▼がんの発覚で「住宅ローン」がチャラに!? その驚きの理由を解説
死亡保険金と相続税
死亡保険金の課税に関しては、保険料負担者と被保険者が同一の場合、相続税の対象となります。しかし、ローン利用者(借り主)が死亡した場合、保険金を受け取るのは金融機関ですので、相続税は発生しません。
金融機関が受け取った保険金は、保険金は住宅ローンの残債の返済に充てられます。したがって、その時点で住宅ローンは完済されますので、住宅ローンの残債は、相続人に承継されません。
そのため、相続税の計算でも債務控除の対象にはなりません。単に、住宅を相続することになります。なお、債務控除とは、相続税の計算時に被相続人が残した借入金などの債務を、遺産の総額から差し引くことができるものをいいます。
所得税(債務免除益)
相続の放棄をする場合を除き、相続人が住宅ローンの残債を引き継ぎます。しかし、団信に加入している場合は、金融機関等が受け取る保険金は住宅ローンの残債に充当され、住宅ローンは免除されますので、住宅ローンの残債はその相続人に承継されません。
相続人はローン支払いを免除されたわけですから、所得税課税の問題が生じるのではないかと考えられますが、所得税の関係は生じないとされています。
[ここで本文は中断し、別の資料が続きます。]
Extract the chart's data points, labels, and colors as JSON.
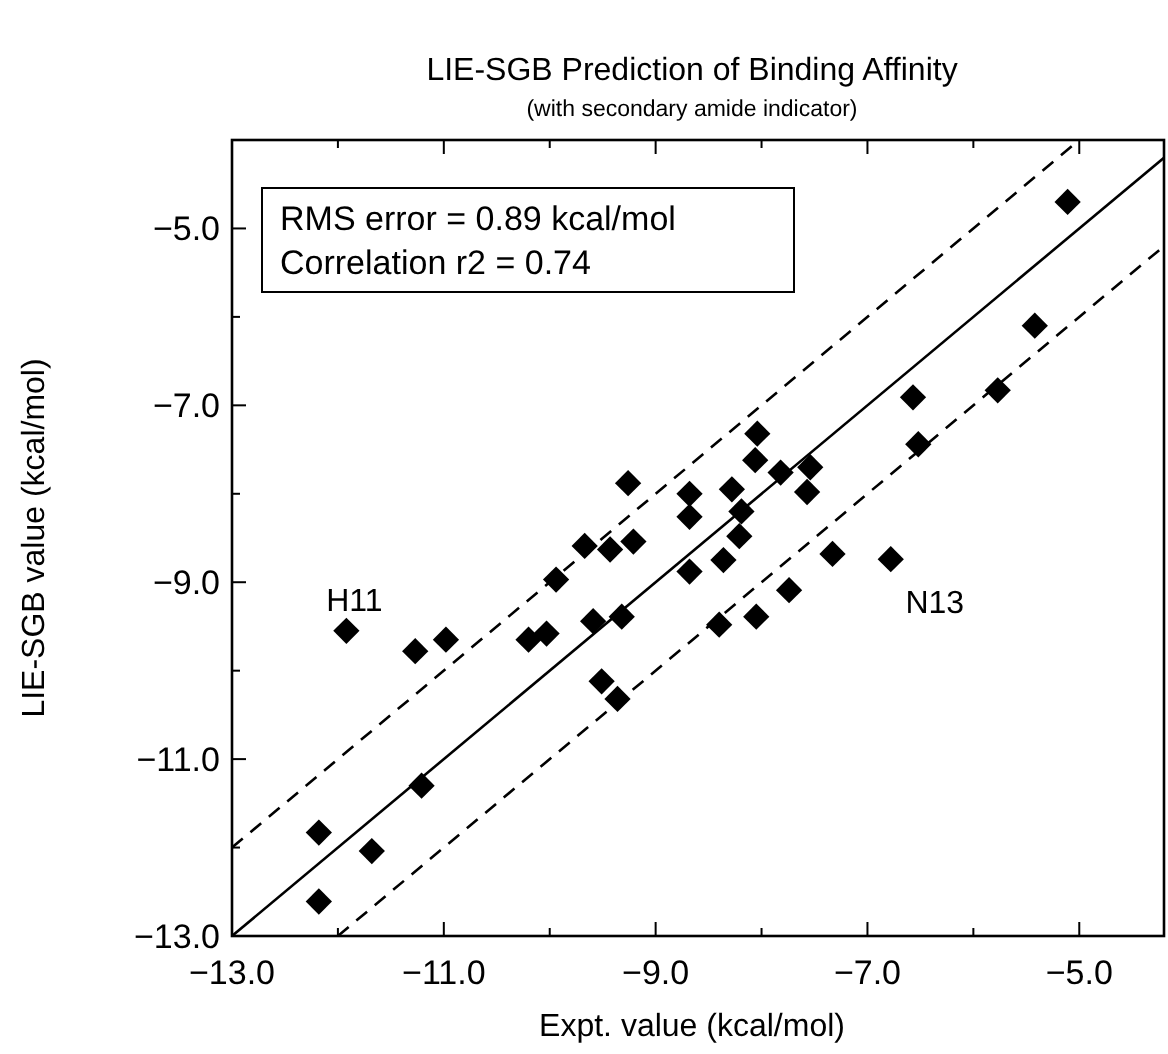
{
  "chart_data": {
    "type": "scatter",
    "title": "LIE-SGB Prediction of Binding Affinity",
    "subtitle": "(with secondary amide indicator)",
    "xlabel": "Expt. value (kcal/mol)",
    "ylabel": "LIE-SGB value (kcal/mol)",
    "xlim": [
      -13,
      -4.2
    ],
    "ylim": [
      -13,
      -4
    ],
    "xticks": [
      {
        "value": -13,
        "label": "−13.0"
      },
      {
        "value": -12,
        "label": null
      },
      {
        "value": -11,
        "label": "−11.0"
      },
      {
        "value": -10,
        "label": null
      },
      {
        "value": -9,
        "label": "−9.0"
      },
      {
        "value": -8,
        "label": null
      },
      {
        "value": -7,
        "label": "−7.0"
      },
      {
        "value": -6,
        "label": null
      },
      {
        "value": -5,
        "label": "−5.0"
      }
    ],
    "yticks": [
      {
        "value": -13,
        "label": "−13.0"
      },
      {
        "value": -12,
        "label": null
      },
      {
        "value": -11,
        "label": "−11.0"
      },
      {
        "value": -10,
        "label": null
      },
      {
        "value": -9,
        "label": "−9.0"
      },
      {
        "value": -8,
        "label": null
      },
      {
        "value": -7,
        "label": "−7.0"
      },
      {
        "value": -6,
        "label": null
      },
      {
        "value": -5,
        "label": "−5.0"
      }
    ],
    "grid": false,
    "marker": "diamond",
    "series": [
      {
        "color": "#000000",
        "x": [
          -9.26,
          -8.68,
          -8.68,
          -9.67,
          -9.43,
          -9.21,
          -8.68,
          -9.94,
          -5.11,
          -5.42,
          -5.77,
          -6.57,
          -6.52,
          -8.04,
          -8.06,
          -7.82,
          -7.54,
          -7.57,
          -8.28,
          -8.19,
          -8.21,
          -8.36,
          -7.33,
          -6.78,
          -7.74,
          -8.05,
          -8.4,
          -11.92,
          -11.27,
          -10.98,
          -10.2,
          -10.03,
          -9.59,
          -9.32,
          -9.51,
          -9.36,
          -11.21,
          -12.18,
          -11.68,
          -12.18
        ],
        "values": [
          -7.88,
          -8.0,
          -8.26,
          -8.59,
          -8.63,
          -8.54,
          -8.88,
          -8.97,
          -4.7,
          -6.1,
          -6.83,
          -6.91,
          -7.44,
          -7.32,
          -7.62,
          -7.76,
          -7.7,
          -7.98,
          -7.95,
          -8.2,
          -8.48,
          -8.75,
          -8.68,
          -8.74,
          -9.09,
          -9.39,
          -9.48,
          -9.55,
          -9.78,
          -9.65,
          -9.65,
          -9.58,
          -9.44,
          -9.39,
          -10.12,
          -10.32,
          -11.3,
          -11.83,
          -12.04,
          -12.61
        ]
      },
      {
        "type": "line",
        "color": "#000000",
        "line_style": "solid",
        "marker": "none",
        "x": [
          -13,
          -4.2
        ],
        "values": [
          -13,
          -4.2
        ]
      },
      {
        "type": "line",
        "color": "#000000",
        "line_style": "dashed",
        "marker": "none",
        "x": [
          -13,
          -5
        ],
        "values": [
          -12,
          -4
        ]
      },
      {
        "type": "line",
        "color": "#000000",
        "line_style": "dashed",
        "marker": "none",
        "x": [
          -12,
          -4.2
        ],
        "values": [
          -13,
          -5.2
        ]
      }
    ],
    "annotations": [
      "RMS error = 0.89 kcal/mol",
      "Correlation r2 = 0.74",
      {
        "text": "H11",
        "x": -11.92,
        "y": -9.55
      },
      {
        "text": "N13",
        "x": -6.78,
        "y": -8.74
      }
    ]
  }
}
また、疾病により保険金が金融機関に支払われた場合、金融機関からローンの残債が免除されます。この場合は、その経済的利益は体の傷害に起因して受けるものなので所得税の課税関係は生じません。
団信に未加入の場合
フラット35は団信の加入が任意なので、健康上の問題などで団信に加入してない場合もあるでしょう。
住宅ローンの借り主が生命保険に加入している場合、相続人が保険会社から死亡保険金を直接受け取って、住宅ローンの返済に充てることになります。死亡保険金の受け取りは、みなし相続財産として、相続税の対象となります。
ただし、死亡保険金には相続税の非課税額があります(死亡保険金の非課税限度額 = 500万円 × 法定相続人の数)。この非課税限度額を死亡保険金が上回った場合には、相続税が発生します。
なお、死亡保険金で住宅ローンを返済したケースでは、住宅ローンは債務控除されます。